Third, and finally, if you heed this sage advice, and treat everyone you meet as though they are armed and on drugs, you soon realize that the best strategy in life is to stay the hell away from everyone, and do everything you need done, yourself. That may seem drastic, but it’s fucking crazy out there, and it’s time you faced facts, everyone you know and rely on is armed and on drugs, and just about to snap, and you don’t want to be there when it happens.

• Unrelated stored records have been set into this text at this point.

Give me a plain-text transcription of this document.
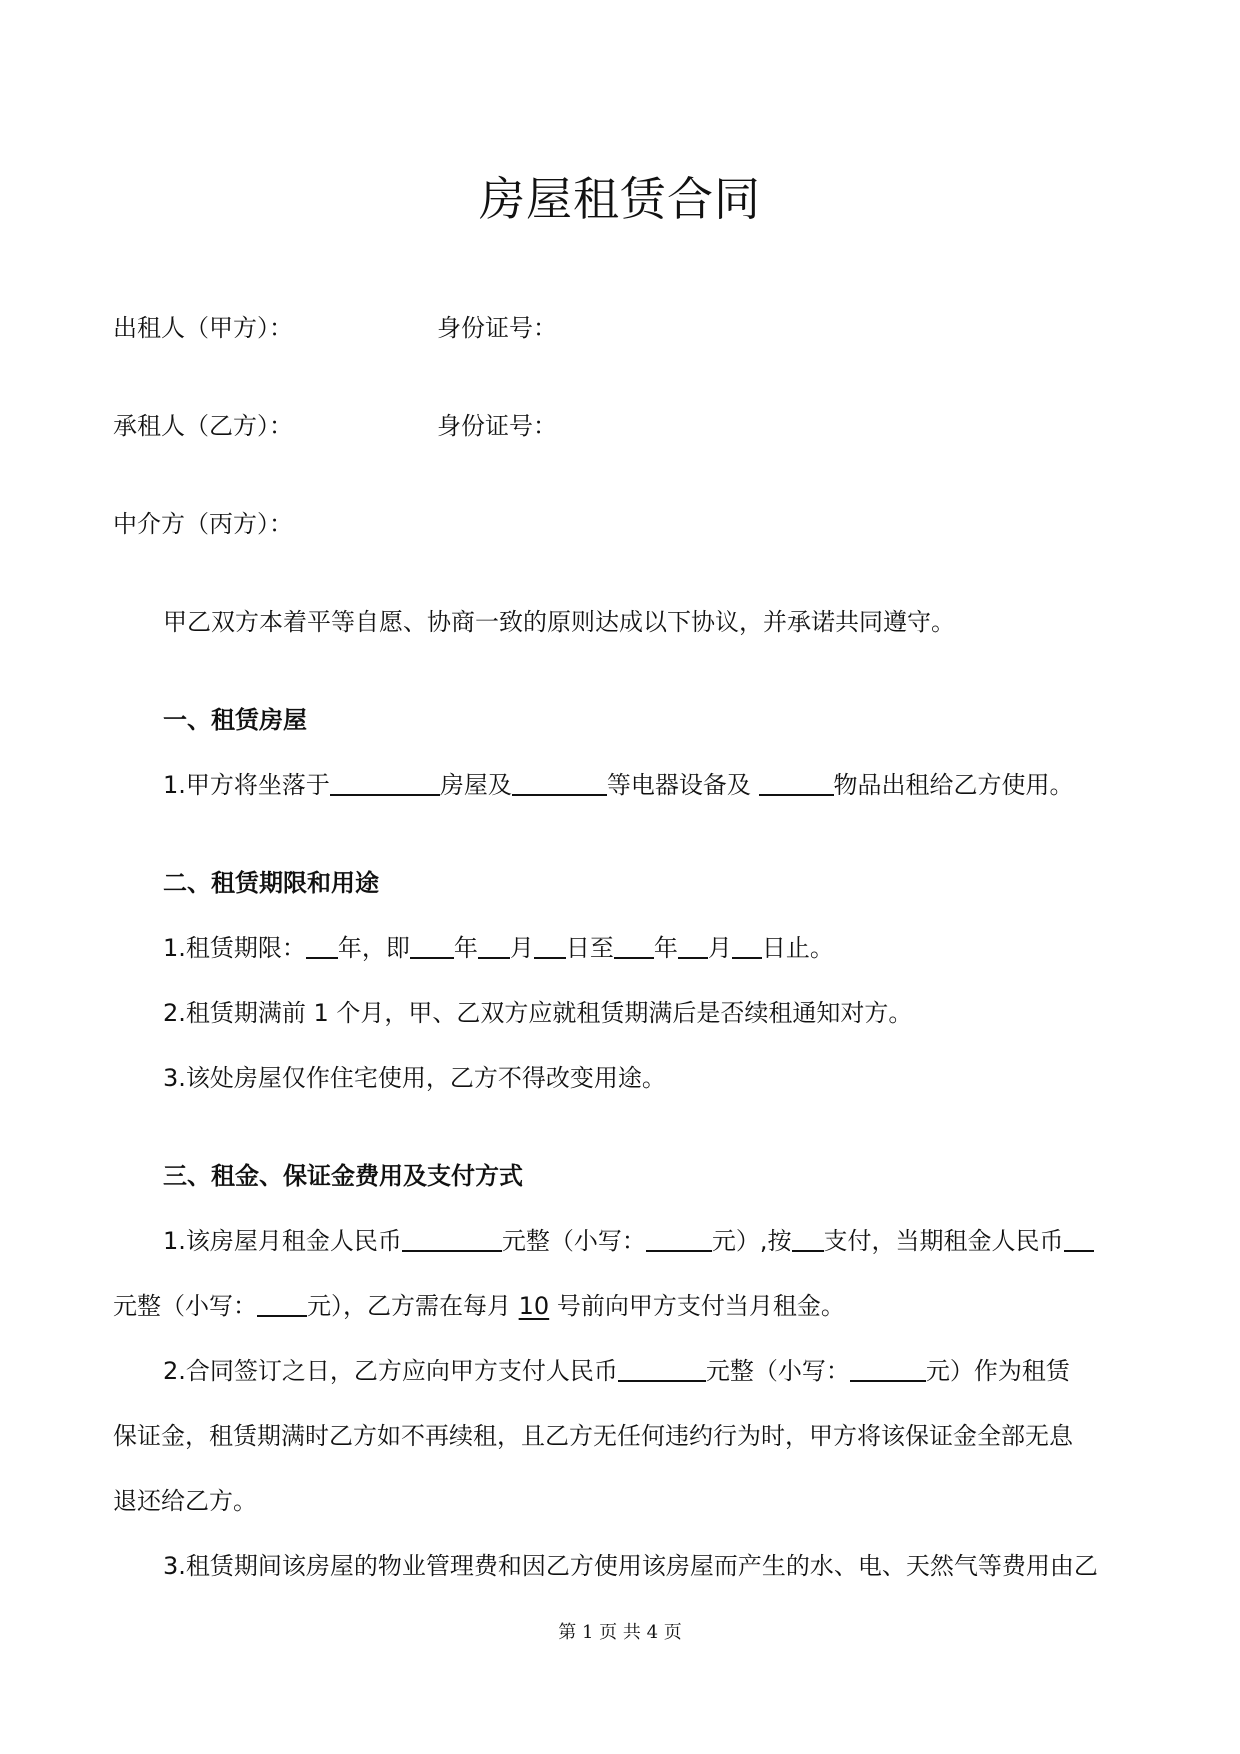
房屋租赁合同
出租人（甲方）：	身份证号：
承租人（乙方）：	身份证号：
中介方（丙方）：
甲乙双方本着平等自愿、协商一致的原则达成以下协议，并承诺共同遵守。
一、租赁房屋
1.甲方将坐落于	房屋及	等电器设备及	物品出租给乙方使用。
二、租赁期限和用途
1.租赁期限： 年，即 年 月 日至 年 月 日止。
2.租赁期满前 1 个月，甲、乙双方应就租赁期满后是否续租通知对方。
3.该处房屋仅作住宅使用，乙方不得改变用途。
三、租金、保证金费用及支付方式
1.该房屋月租金人民币	元整（小写：	元）,按 支付，当期租金人民币
元整（小写： 元），乙方需在每月 10 号前向甲方支付当月租金。
2.合同签订之日，乙方应向甲方支付人民币	元整（小写：	元）作为租赁
保证金，租赁期满时乙方如不再续租，且乙方无任何违约行为时，甲方将该保证金全部无息
退还给乙方。
3.租赁期间该房屋的物业管理费和因乙方使用该房屋而产生的水、电、天然气等费用由乙
第 1 页 共 4 页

Besides, doing things yourself is good for your sanity, and it increases your competence level. It doesn’t do anything about the drugs and the weapons and the craziness, but we could sure use more sanity and competence in this world. You see that when we realize how crazy and dangerous the world has become, and begin acting accordingly, we actually bring more sanity and competence into the world. In this way we use the bad craziness of modern civilization to heal, and strengthen ourselves.
So, lets learn this lesson from the greatest bicycle champion that ever lived, Lance Armstrong. It’s time to stop worrying about who is or isn’t using drugs. Let’s assume everyone is using drugs all the time. If you choose not to use drugs, that’s your business, and none of mine. Instead, let’s judge people by their sanity, and their competence. When it comes to winning the Tour de France, no one is more competent that Lance Armstrong.